Hattı 30-50 metrede yaptığımız olurdu ama bu defa çekmezdi,
baz istasyonu da yoktu, konuşma oyunumuz bitince de ipini kutu
etrafında dolar, cebimize koyardık.!
Vasati 40 Çöp
Kibrit kutuları üzerinde vasati 40 çöp diye bir ibare bulunurdu.
Kaç kez üşenmeden saymışlığım vardır, çoğunda 33, 35, 37 tane
kibrit çöpü çıkardı. Hatta bir keresinde yeni satın alınmış
10 luk paketin bir kutusundan 30 kibrit çöpü çıktığına hayretlerle
vakıf olmuştum vasatinin böylesi doğrusu ağrıma gitmişti.
Kibritli
Oyunlar
Kibritle oynanan oyunlar vardı, mesela kibrit çöplü kura çekmece.
Üç beş çöp ilaçlı başları görünecek şekilde tutulur, kibritlerden
biri kırıktır, kırık gösterilmez kırığı çeken kaybeder veya
kırık kibriti avuç içinde saklama hangisinde diye karşı tarafa
sormaydı.
Bir başkasında iki kibrit çöpü kibrit kutusunun iki yanına ilaçlı
kibrit başları eczalı kısımlara değecek şekilde sadece işaret
ve baş parmakla tutulur, masada bulunan birbirine yakın ve paralel
iki kibrit çöpü arasından çöplere değmeden geçirilme oyunuydu.
Rakip oyuncu kibrit çöplerine değecek mi diye iyice yaklaşır,
tam o sırada kibrit tutan ele yukardan vurur, ateş alan kibrit
çöplerine yapışan parmakları yakardı. Bu adi bir merkep şakasına
bir taraf kahkahalarla gülerken, iki parmak ucu yanan diğer
çocuğun yanık açısı yüreğine dökülürdü.
Kibrit
çöpleriyle oynan oyunlardan birisi çok sabır gerekirirdi.
Kutu ortaya boşaltılır, Üst üste kalan kibritler, usulca tane
tane karşılıklı alınırdı. Burada bütün maharet diğer kibrit
çöpünün pozisyonunu bozmamak, titretmemekdi, bu uğurda nefesler
tutulur, epeyce ter dökülürdü, titretenin sırası karşı tarafa
geçerdi.
Kibrit çöpü titredi titremedi mızıkçılık çıkardı.
Kibrit kutusu atmaca, sıkıntıdan karşılıklı oynanan basit bir
oyundu. Kibrit kutusu masa üstüne veya düz zemine yere yüksekten
fırıldak gibi çevirilerek atılır, kutunun dik olarak konmasına
gayret edilirdi.
Kutu uzunlamasına gelirse, dik gelen kadar makbul sayılmazdı.

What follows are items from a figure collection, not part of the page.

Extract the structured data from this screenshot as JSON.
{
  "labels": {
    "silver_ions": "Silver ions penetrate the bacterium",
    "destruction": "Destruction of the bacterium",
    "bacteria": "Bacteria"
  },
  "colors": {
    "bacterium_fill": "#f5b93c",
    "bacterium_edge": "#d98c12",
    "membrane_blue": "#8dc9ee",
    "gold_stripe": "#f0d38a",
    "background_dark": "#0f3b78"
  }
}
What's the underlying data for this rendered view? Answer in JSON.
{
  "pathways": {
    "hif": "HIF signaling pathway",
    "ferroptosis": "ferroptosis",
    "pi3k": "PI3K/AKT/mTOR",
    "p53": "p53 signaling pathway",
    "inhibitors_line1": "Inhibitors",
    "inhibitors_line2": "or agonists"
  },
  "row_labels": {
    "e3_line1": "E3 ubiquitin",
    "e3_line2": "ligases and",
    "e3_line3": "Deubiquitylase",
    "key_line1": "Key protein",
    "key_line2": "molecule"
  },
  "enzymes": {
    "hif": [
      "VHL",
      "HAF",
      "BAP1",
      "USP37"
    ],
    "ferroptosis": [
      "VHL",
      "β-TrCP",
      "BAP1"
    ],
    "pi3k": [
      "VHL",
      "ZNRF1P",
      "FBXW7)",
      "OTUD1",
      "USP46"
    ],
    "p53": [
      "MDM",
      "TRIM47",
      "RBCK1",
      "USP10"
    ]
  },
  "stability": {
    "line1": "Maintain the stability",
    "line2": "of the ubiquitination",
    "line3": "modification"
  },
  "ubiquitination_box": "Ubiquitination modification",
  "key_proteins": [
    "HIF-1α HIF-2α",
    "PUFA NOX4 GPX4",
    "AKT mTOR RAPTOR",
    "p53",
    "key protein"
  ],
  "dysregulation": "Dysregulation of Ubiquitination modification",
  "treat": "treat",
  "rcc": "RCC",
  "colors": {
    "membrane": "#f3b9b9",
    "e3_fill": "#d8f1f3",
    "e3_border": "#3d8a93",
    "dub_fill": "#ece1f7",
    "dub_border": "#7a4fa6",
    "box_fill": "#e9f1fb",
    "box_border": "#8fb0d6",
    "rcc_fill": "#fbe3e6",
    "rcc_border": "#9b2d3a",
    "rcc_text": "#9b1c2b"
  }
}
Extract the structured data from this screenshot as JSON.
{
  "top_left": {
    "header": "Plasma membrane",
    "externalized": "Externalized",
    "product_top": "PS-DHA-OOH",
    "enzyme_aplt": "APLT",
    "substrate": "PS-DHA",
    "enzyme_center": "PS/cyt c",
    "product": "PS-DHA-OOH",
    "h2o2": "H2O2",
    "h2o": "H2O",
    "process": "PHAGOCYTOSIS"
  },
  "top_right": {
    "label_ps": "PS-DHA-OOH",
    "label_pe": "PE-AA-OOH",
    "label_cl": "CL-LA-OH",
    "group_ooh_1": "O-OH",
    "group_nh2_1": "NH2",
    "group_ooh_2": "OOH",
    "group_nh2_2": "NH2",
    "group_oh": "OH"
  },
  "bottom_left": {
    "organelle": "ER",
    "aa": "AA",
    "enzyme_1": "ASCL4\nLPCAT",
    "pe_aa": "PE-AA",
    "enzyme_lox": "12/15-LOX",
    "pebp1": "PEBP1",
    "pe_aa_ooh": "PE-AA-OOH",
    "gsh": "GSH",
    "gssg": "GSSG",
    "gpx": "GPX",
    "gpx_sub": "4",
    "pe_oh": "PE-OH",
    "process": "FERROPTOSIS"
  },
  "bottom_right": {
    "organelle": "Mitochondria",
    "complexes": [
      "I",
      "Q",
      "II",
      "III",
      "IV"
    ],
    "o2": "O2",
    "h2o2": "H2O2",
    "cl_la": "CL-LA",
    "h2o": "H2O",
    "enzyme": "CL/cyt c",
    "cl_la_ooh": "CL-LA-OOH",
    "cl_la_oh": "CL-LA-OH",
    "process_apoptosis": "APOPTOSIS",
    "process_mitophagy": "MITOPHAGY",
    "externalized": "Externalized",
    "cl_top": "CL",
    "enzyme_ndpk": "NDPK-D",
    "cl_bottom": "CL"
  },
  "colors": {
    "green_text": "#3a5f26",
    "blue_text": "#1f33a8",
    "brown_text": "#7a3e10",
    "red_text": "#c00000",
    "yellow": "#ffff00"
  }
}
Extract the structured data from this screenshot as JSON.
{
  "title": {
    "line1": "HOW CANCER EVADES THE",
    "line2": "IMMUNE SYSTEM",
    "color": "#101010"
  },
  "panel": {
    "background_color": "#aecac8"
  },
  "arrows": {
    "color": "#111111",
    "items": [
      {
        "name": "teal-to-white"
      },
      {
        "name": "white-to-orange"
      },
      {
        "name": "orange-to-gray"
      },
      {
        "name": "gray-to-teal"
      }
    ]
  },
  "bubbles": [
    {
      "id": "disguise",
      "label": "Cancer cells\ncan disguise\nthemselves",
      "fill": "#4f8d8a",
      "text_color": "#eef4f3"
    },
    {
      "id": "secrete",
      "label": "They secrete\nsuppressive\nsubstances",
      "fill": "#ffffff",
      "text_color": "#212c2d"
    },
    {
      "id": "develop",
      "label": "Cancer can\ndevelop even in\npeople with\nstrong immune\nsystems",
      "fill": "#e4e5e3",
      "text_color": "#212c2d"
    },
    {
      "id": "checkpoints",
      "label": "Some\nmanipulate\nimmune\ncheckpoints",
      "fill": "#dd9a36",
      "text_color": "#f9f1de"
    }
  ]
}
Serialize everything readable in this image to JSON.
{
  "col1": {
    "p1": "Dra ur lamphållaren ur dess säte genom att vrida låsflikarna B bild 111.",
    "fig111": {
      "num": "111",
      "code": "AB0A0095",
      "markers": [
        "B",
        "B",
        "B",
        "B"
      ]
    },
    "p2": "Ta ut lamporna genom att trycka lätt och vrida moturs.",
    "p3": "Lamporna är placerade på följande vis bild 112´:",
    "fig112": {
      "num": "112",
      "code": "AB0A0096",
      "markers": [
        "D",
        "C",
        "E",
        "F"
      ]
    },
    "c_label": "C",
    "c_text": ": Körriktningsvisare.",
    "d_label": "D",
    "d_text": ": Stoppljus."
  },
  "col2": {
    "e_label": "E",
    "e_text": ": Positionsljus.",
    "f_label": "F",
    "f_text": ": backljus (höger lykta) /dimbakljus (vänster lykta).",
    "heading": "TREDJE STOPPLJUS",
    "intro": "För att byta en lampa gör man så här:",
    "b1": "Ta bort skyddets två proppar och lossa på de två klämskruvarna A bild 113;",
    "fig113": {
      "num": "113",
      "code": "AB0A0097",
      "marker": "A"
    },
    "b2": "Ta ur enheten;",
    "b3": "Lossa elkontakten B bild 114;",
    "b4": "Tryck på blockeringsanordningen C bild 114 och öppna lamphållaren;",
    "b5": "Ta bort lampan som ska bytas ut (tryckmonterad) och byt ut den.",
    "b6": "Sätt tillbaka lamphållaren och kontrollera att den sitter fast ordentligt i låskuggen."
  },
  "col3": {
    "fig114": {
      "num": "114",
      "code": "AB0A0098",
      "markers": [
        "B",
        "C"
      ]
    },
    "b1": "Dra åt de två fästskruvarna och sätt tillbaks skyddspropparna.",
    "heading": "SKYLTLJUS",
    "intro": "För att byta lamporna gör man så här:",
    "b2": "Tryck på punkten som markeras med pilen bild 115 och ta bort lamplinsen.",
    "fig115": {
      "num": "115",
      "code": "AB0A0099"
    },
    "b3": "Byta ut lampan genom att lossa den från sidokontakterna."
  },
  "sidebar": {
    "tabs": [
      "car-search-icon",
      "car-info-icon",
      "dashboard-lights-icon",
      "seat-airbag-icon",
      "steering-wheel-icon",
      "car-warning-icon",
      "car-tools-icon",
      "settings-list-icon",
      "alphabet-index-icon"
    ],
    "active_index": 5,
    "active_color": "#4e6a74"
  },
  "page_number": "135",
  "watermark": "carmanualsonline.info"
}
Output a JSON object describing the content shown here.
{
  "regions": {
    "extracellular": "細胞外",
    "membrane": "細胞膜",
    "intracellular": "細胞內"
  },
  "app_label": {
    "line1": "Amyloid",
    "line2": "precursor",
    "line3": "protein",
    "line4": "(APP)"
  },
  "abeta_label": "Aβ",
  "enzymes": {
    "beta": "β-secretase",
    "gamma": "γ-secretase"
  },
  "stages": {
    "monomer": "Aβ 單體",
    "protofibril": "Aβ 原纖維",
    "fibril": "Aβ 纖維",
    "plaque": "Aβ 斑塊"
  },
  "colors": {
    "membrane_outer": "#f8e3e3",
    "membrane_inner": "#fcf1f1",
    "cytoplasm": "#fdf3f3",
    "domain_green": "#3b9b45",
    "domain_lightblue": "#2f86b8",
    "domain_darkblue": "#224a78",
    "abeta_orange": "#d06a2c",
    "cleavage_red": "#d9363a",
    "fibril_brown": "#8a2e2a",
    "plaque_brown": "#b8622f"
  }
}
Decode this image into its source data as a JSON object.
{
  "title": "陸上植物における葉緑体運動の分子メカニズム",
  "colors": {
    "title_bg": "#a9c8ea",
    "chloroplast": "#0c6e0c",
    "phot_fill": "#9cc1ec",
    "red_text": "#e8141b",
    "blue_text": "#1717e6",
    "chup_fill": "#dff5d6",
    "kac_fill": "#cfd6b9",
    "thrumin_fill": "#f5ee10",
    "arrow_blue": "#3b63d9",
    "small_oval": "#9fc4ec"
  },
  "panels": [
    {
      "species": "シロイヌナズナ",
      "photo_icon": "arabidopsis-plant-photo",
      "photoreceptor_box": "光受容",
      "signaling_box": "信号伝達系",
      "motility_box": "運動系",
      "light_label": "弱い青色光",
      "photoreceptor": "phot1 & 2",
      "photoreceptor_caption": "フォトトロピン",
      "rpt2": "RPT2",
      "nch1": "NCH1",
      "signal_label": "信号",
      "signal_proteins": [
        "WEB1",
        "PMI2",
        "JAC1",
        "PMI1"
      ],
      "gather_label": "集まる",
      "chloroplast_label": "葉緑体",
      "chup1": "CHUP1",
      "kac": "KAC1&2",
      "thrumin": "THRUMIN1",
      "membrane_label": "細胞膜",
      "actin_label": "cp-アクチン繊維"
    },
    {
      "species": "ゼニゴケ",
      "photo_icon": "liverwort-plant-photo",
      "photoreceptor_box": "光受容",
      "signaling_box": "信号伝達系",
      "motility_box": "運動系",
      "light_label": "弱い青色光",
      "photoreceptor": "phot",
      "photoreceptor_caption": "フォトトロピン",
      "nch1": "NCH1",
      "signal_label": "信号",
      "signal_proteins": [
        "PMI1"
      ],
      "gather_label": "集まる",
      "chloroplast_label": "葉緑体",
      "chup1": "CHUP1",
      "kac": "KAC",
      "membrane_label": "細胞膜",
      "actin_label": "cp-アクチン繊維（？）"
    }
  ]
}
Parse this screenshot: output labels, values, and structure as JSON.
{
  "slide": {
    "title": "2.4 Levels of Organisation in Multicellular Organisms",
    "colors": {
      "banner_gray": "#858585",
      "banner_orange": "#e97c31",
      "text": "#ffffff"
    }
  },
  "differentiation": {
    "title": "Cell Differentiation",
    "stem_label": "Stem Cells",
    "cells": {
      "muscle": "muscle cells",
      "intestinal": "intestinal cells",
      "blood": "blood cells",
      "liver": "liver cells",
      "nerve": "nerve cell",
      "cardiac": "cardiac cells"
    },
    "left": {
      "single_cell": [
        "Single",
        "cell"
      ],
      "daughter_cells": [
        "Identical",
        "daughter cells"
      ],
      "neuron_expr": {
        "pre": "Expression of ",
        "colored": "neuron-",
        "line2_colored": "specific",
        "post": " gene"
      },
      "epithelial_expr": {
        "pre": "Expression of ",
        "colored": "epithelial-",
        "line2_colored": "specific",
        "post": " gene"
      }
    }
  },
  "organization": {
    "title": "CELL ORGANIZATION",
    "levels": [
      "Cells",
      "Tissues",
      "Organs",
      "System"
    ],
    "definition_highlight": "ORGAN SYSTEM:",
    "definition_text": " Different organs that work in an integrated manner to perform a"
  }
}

Bir başka kibritli şakayı jeep safari turuna çıkan gruplara
verilen çay, yemek molalarında eğlence amaçlı rehberler yapardı.
Beş altı kişi içi su dolu bir leğenin başında toplanırlar suyun
yüzeyine bir kibrit çöpü konur, yarışmacılar yüzmekte olan kibrit
çöpünü kendi kıyılarından uzaklaştırmak için var güçleriyle
üflerler,
nefesi yetersiz kalanın kıyısına kibrit çöpü yanaşınca o yarışmacı
diskalifiye olurdu.
Ne var ki şampiyon olmak için nefeslenen yarışmacılar son üç,
dört kişiye inince suyun yüzeyine iyice yaklaştıkları an rehber
başlarından iterek kafalarını suya bastırır, bir anda neye uğradıklarına
şaşırıp su içinde kalan yarışmacıların hali diğer tur katılımcılarını
kahkahaya boğardı.
Kibritle fal bile bakılırdı, fal
dediysem bu metodu en çok sevgilisi olanlar uygulardı. İki adet
kibrit çöpü dik duran kibrit kutusu çekmecesinin her iki yanına
sıkıştırılır, sonrada yakılırdı.
Yanan kibrit çöplerinin gövdeleri yanma süresince eğilir, bükülür
bir içeri veya dışarı meğil verirdi. Eğer kibrit çöpleri yanma
sonunda bir birine yaklaşmışsa sevgililer birbirine kavuşacak,
uzaklaşırsa ayrılık var demekti.
Yanmış kibrit kokusuna hasta olan bile vardı, sadece zevk için
koklamak için birbiri ardına kibrit yakarlardı.
Kibrit
yakmanın rajonu
Klasik kibrit yakmak yerine, kibrit çöpünün ilaçlı kısmını kutu
kenarında ki eczalı kısmı kullanmadan, kösele ayakkabının altına
sürterek yakmak kovboy işiydi, pek havalıydı.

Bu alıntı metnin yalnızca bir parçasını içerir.